Ela queria fazer um aborto. O FBI diz que o ex dela ameaçou colocar uma bomba na clínica.

Documentos de tribunal mostram que um homem da Carolina do Sul recebeu acusações federais por interferir com procedimentos de saúde reprodutiva.
MS
Traduzido por Marina Schnoor
Man on a phone next to a pregnant woman standing in front of a clinic
Colagem por Hunter French/Imagens via Shutterstock.

Um homem da Carolina do Sul chamado Rodney Allen foi preso e acusado de fazer uma ligação ameaçando um atentado com bomba a uma clínica em Jacksonville, Flórida, para evitar que uma mulher com que ele teve um relacionamento conseguisse fazer um aborto.
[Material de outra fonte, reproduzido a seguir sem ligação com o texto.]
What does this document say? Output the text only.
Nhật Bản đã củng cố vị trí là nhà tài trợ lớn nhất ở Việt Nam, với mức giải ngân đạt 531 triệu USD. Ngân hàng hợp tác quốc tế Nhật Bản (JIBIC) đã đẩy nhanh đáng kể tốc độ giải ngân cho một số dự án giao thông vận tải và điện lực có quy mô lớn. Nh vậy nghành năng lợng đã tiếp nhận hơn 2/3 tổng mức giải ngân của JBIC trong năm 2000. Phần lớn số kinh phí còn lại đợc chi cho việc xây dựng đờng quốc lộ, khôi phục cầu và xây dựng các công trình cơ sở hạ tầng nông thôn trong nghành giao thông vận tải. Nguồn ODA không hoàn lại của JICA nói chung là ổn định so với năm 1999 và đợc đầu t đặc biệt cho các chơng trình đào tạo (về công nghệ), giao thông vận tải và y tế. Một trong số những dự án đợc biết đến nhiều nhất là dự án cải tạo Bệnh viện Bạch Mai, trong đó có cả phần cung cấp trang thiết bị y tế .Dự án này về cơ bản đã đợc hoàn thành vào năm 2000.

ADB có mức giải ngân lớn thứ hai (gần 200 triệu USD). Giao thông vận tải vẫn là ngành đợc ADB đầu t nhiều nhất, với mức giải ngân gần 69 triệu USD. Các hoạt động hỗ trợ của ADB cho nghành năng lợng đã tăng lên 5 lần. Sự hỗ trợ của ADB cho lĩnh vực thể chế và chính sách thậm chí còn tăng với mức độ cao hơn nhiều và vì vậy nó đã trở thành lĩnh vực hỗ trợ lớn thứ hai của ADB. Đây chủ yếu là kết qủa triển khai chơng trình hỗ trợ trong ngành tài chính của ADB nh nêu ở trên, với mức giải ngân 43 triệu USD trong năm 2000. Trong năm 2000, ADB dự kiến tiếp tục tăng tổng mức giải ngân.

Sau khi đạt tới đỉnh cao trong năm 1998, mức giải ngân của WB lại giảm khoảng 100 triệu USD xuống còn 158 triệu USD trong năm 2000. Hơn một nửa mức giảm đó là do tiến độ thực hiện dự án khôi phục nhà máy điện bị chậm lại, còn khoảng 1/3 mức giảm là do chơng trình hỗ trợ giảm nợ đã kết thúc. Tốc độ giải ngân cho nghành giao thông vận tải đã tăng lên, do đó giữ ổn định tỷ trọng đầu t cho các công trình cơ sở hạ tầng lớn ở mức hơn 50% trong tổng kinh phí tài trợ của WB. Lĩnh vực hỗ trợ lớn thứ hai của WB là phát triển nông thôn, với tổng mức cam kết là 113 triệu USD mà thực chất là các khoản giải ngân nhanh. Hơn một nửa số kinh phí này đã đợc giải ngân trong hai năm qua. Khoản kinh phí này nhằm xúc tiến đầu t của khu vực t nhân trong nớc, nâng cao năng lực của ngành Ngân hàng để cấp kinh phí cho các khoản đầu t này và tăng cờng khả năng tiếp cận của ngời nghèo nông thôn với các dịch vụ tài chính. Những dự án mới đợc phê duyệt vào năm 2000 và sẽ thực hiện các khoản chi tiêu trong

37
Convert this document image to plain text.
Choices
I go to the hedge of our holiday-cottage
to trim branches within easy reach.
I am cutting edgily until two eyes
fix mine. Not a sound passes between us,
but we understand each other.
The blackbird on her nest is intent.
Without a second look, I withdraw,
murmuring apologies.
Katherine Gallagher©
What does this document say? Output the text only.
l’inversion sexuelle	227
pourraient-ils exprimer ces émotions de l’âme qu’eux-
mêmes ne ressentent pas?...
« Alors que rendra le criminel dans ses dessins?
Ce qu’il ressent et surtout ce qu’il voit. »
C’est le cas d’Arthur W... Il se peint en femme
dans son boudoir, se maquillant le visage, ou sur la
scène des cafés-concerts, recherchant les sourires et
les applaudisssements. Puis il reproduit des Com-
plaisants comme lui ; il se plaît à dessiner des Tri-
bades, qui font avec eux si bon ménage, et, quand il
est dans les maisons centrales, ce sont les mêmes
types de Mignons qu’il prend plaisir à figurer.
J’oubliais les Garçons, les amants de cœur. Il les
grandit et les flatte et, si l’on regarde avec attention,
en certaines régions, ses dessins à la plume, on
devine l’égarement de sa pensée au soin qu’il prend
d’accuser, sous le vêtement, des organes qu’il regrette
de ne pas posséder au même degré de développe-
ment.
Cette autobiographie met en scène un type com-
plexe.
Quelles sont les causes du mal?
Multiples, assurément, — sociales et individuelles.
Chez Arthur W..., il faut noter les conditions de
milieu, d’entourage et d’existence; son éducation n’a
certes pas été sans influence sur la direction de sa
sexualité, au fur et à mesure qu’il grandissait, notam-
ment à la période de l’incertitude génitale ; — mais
Segundo o depoimento juramentado num tribunal federal mês passado do agente especial do FBI Robert W. Blythe, esses eventos aconteceram depois que Allen supostamente estuprou a mulher – identificada no depoimento apenas como A.S. – o que resultou na gravidez. A.S. também alegou que Allen era fisicamente abusivo, e ameaçou matar vários membros de sua família. O caso, USA vs Allen, ainda está em andamento num tribunal distrital da Flórida. (Blythe não respondeu os pedidos de comentário da VICE.)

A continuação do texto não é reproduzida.